The reversal happens because a third variable, age, is tangled up with both axes. Older patients in this clinic exercise more (their doctors insist on it) and also have higher cholesterol (age does that). When you pool everyone, you aren't measuring the effect of exercise any more — you're mostly measuring the effect of being old enough to be told to exercise.
A pooled trend is a weighted blend of the within-group trends plus the trend between the groups themselves. When the between-group drift is strong enough, it overwhelms everything inside the groups.
02 · The classic case
Berkeley, 1973: the bias that pointed both ways
The most famous Simpson reversal is real. In autumn 1973, UC Berkeley's graduate school admitted about 44% of male applicants and 35% of female applicants — a gap large enough to prompt fears of a lawsuit. But when statisticians went department by department, the picture flipped: in most departments women were admitted at an equal or higher rate than men.
The resolution is in where people applied. Men flooded departments A and B, which admitted over 60% of everyone. Women overwhelmingly applied to departments like C through F — more crowded, better-subscribed, with admission rates as low as 6%. The aggregate gap wasn't measuring how departments treated women; it was measuring which doors women were queueing at.
03 · Which number should you trust?
The data can't tell you. The causal story can.
Here is the uncomfortable part: there is no general rule that the split-up view is "the real one". It depends on what the third variable is doing.
In the cholesterol example, age is a confounder — it causes both the exercise habits and the cholesterol.
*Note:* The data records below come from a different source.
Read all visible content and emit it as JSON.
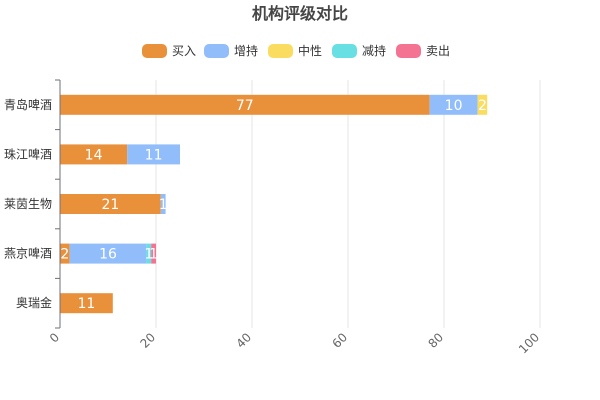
{
  "chart_data": {
    "type": "bar",
    "orientation": "horizontal",
    "stacked": true,
    "title": "机构评级对比",
    "categories": [
      "青岛啤酒",
      "珠江啤酒",
      "莱茵生物",
      "燕京啤酒",
      "奥瑞金"
    ],
    "series": [
      {
        "name": "买入",
        "color": "#e8913a",
        "values": [
          77,
          14,
          21,
          2,
          11
        ]
      },
      {
        "name": "增持",
        "color": "#92bdfb",
        "values": [
          10,
          11,
          1,
          16,
          0
        ]
      },
      {
        "name": "中性",
        "color": "#fadd60",
        "values": [
          2,
          0,
          0,
          0,
          0
        ]
      },
      {
        "name": "减持",
        "color": "#67dfe3",
        "values": [
          0,
          0,
          0,
          1,
          0
        ]
      },
      {
        "name": "卖出",
        "color": "#f47392",
        "values": [
          0,
          0,
          0,
          1,
          0
        ]
      }
    ],
    "xlim": [
      0,
      100
    ],
    "xticks": [
      0,
      20,
      40,
      60,
      80,
      100
    ],
    "xgrid": true,
    "legend_position": "top-center"
  }
}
To estimate what exercise does, you must compare like with like: condition on age, trust the within-group lines.
But imagine the third variable sits on the causal path — say, a drug that works by lowering blood pressure. Splitting patients by their post-treatment blood pressure would slice away the very effect you're trying to measure. There, the pooled answer is the honest one.
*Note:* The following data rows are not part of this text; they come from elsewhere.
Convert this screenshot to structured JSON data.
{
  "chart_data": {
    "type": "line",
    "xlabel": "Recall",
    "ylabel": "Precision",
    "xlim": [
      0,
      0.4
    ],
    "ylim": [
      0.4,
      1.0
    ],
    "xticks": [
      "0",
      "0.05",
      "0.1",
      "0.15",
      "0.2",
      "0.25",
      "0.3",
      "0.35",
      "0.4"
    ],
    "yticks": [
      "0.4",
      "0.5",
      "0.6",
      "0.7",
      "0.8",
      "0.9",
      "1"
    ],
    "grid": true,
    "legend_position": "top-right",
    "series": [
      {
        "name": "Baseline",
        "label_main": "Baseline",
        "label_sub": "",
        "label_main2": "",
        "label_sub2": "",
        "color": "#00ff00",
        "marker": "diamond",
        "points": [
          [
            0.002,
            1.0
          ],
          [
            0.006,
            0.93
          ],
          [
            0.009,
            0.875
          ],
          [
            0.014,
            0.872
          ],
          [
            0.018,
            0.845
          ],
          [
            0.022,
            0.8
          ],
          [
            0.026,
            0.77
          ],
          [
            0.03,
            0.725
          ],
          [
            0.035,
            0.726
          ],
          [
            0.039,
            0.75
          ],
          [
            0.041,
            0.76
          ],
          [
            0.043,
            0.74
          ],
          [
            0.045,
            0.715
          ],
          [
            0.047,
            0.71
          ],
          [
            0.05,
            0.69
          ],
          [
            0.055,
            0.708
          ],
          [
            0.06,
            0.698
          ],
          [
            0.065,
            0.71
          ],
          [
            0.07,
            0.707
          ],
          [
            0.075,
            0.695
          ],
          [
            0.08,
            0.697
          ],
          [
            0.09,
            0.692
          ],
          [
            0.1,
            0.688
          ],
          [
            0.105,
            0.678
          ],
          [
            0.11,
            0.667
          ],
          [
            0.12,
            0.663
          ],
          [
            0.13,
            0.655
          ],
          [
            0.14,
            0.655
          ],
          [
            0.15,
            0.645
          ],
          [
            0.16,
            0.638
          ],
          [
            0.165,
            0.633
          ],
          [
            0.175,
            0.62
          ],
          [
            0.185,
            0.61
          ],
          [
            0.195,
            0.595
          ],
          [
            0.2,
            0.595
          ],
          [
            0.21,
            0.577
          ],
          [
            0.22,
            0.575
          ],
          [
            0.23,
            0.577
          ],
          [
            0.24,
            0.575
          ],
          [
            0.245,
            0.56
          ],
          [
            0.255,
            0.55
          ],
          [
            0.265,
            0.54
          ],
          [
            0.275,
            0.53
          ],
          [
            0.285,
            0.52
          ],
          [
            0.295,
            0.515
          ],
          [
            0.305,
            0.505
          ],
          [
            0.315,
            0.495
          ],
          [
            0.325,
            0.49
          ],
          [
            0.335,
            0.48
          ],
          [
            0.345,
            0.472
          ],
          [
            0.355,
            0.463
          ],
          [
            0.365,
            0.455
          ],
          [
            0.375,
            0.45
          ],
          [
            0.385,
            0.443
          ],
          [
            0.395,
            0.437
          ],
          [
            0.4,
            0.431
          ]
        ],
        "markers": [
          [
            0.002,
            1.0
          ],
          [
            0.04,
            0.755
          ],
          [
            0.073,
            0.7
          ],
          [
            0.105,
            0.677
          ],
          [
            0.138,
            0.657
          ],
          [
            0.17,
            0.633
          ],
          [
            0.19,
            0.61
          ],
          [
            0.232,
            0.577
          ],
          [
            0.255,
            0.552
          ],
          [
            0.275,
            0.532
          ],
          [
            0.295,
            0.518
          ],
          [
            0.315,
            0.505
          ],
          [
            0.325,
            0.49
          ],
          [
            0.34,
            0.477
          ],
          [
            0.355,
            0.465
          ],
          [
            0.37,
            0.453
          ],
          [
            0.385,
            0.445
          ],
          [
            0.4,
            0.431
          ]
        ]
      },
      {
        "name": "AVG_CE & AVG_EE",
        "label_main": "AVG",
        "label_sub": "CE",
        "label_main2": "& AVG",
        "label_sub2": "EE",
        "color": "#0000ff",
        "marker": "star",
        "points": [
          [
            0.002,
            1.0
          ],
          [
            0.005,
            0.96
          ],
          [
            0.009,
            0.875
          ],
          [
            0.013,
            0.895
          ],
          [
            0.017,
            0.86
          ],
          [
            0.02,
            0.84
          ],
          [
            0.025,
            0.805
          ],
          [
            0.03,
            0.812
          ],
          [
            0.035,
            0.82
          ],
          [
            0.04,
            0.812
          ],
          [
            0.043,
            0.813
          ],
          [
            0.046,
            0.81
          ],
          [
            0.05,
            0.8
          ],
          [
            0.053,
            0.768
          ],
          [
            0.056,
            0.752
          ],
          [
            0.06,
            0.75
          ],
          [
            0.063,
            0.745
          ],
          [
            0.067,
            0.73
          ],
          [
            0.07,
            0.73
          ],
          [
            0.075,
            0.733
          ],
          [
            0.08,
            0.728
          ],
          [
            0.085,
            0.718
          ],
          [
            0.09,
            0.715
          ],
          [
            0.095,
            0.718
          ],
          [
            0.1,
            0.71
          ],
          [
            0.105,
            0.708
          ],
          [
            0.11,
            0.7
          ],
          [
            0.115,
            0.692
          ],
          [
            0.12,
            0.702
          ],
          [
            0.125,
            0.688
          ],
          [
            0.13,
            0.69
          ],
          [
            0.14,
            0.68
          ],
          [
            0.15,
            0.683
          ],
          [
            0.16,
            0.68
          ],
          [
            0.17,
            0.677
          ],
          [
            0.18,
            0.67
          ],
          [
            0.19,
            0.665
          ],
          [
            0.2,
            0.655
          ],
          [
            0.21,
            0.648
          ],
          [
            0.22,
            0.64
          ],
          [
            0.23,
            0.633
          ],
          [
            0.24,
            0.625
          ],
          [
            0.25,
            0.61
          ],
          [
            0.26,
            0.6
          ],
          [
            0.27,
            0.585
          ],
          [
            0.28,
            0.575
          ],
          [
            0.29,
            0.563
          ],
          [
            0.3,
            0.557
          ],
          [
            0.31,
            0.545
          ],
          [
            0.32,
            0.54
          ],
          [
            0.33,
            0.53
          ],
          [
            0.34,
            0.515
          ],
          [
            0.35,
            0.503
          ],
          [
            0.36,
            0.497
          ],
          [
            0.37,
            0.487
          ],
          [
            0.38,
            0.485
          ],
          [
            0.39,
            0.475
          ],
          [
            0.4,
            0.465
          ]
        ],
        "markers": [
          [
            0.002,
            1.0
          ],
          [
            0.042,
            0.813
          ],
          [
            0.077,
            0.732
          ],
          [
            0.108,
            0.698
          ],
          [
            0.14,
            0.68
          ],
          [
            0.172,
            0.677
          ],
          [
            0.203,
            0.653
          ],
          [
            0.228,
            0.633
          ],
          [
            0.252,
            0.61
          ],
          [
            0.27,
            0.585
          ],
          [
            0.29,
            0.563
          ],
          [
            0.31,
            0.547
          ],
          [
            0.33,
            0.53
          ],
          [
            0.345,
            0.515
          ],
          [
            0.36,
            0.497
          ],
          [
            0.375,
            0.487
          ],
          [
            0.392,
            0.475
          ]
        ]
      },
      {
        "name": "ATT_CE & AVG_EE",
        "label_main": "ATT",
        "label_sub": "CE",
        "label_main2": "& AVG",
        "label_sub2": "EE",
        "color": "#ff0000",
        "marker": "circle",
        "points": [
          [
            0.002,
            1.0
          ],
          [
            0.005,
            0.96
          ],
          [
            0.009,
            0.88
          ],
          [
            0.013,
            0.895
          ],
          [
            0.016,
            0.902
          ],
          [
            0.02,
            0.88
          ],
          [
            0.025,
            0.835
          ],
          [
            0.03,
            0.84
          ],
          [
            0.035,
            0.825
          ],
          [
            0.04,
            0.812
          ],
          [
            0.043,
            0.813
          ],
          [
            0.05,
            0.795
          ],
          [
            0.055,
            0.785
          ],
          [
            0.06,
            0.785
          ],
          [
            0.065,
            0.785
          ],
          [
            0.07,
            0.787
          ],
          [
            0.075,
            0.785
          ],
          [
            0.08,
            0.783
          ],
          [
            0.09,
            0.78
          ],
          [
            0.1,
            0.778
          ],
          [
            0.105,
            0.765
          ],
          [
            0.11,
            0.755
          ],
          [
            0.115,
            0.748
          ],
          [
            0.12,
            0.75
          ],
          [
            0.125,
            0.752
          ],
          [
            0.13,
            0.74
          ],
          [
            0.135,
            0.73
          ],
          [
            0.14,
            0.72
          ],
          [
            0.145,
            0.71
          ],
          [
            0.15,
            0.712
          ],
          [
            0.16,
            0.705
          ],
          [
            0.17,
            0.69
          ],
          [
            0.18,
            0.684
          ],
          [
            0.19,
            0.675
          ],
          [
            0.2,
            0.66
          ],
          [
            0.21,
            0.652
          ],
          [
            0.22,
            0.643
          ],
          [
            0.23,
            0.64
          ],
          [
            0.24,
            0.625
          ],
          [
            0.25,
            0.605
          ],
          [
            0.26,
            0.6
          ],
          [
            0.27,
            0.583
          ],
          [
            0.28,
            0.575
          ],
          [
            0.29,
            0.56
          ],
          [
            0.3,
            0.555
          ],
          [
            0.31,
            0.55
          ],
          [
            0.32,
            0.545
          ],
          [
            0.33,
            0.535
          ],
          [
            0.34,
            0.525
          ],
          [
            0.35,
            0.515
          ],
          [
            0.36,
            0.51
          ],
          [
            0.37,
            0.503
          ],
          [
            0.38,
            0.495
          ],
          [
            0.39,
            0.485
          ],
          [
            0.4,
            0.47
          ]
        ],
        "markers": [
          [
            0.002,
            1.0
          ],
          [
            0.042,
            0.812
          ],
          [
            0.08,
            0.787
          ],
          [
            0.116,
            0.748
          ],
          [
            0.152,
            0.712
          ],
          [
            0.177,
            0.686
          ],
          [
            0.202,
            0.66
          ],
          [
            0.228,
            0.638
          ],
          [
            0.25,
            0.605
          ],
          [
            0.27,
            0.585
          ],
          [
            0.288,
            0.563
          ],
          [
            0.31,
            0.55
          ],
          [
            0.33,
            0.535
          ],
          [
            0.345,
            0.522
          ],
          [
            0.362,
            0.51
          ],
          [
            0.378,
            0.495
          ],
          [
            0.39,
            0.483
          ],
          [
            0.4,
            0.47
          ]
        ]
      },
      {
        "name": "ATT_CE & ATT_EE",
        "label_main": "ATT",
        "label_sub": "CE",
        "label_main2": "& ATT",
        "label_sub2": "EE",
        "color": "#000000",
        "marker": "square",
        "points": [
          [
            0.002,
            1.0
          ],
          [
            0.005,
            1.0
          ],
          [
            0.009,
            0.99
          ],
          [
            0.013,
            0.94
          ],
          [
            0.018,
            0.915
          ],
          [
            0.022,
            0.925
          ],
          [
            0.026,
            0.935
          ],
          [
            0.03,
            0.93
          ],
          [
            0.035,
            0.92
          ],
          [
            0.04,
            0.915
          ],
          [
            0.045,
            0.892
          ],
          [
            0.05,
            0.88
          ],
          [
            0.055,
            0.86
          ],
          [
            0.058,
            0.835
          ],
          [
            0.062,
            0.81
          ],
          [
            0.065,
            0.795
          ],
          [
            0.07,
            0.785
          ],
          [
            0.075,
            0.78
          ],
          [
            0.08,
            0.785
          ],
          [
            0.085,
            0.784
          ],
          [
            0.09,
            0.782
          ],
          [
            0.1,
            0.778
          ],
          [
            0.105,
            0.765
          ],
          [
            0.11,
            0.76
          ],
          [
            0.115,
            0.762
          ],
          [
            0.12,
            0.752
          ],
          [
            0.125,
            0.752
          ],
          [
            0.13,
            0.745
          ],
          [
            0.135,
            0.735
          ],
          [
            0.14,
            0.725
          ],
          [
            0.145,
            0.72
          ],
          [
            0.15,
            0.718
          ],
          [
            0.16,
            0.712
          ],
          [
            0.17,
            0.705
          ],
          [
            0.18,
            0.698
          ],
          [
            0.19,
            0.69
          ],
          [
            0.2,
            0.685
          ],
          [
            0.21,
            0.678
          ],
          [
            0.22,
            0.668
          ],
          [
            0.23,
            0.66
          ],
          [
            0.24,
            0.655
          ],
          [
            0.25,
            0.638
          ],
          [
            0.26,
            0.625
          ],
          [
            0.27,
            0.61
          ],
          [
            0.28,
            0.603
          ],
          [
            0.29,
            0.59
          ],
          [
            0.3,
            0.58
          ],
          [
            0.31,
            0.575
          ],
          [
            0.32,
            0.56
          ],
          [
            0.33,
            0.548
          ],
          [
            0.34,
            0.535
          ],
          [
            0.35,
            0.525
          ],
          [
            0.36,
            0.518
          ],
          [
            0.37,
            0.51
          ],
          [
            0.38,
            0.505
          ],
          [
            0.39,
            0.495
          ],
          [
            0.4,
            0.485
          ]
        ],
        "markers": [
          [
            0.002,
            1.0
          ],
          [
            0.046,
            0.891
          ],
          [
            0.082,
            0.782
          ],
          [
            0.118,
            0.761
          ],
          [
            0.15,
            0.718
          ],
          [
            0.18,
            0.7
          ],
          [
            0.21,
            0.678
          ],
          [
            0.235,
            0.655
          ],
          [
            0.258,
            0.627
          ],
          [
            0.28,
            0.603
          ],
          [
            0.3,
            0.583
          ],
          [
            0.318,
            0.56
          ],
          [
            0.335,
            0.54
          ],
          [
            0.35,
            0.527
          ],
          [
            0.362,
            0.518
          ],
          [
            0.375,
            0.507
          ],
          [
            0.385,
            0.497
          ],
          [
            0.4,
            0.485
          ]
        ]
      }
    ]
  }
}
That's the deepest lesson of Simpson's paradox: which average to believe is not a statistical question. It's a question about how the world works, and the spreadsheet alone cannot answer it.
04 · Field notes
Where this paradox bites in practice
Medicine. In a famous kidney-stone study, the less invasive treatment looked better overall — but the surgery beat it for small stones and for large stones. Surgeons had simply been assigned the hardest cases, dragging their pooled numbers down.
Public health. In mid-2021 Israeli data, vaccinated people made up a majority of some hospitalised COVID cases — alarming, until stratified by age. Within every age band the vaccine sharply reduced severe disease; the pooled figure reflected the fact that nearly all elderly people were vaccinated.
Sport. The cleanest specimen on record was popularised by mathematician Ken Ross in A Mathematician at the Ballpark. David Justice out-hit Derek Jeter in 1995, and out-hit him again in 1996. Combine the two seasons, and Jeter wins — comfortably.
The pattern to watch for is always the same: a comparison between groups whose composition differs in a way that matters. Whenever someone shows you a single pooled number — a national average, an overall success rate, a combined trend — the first question is not "is it correct?" but "what is it averaging over?"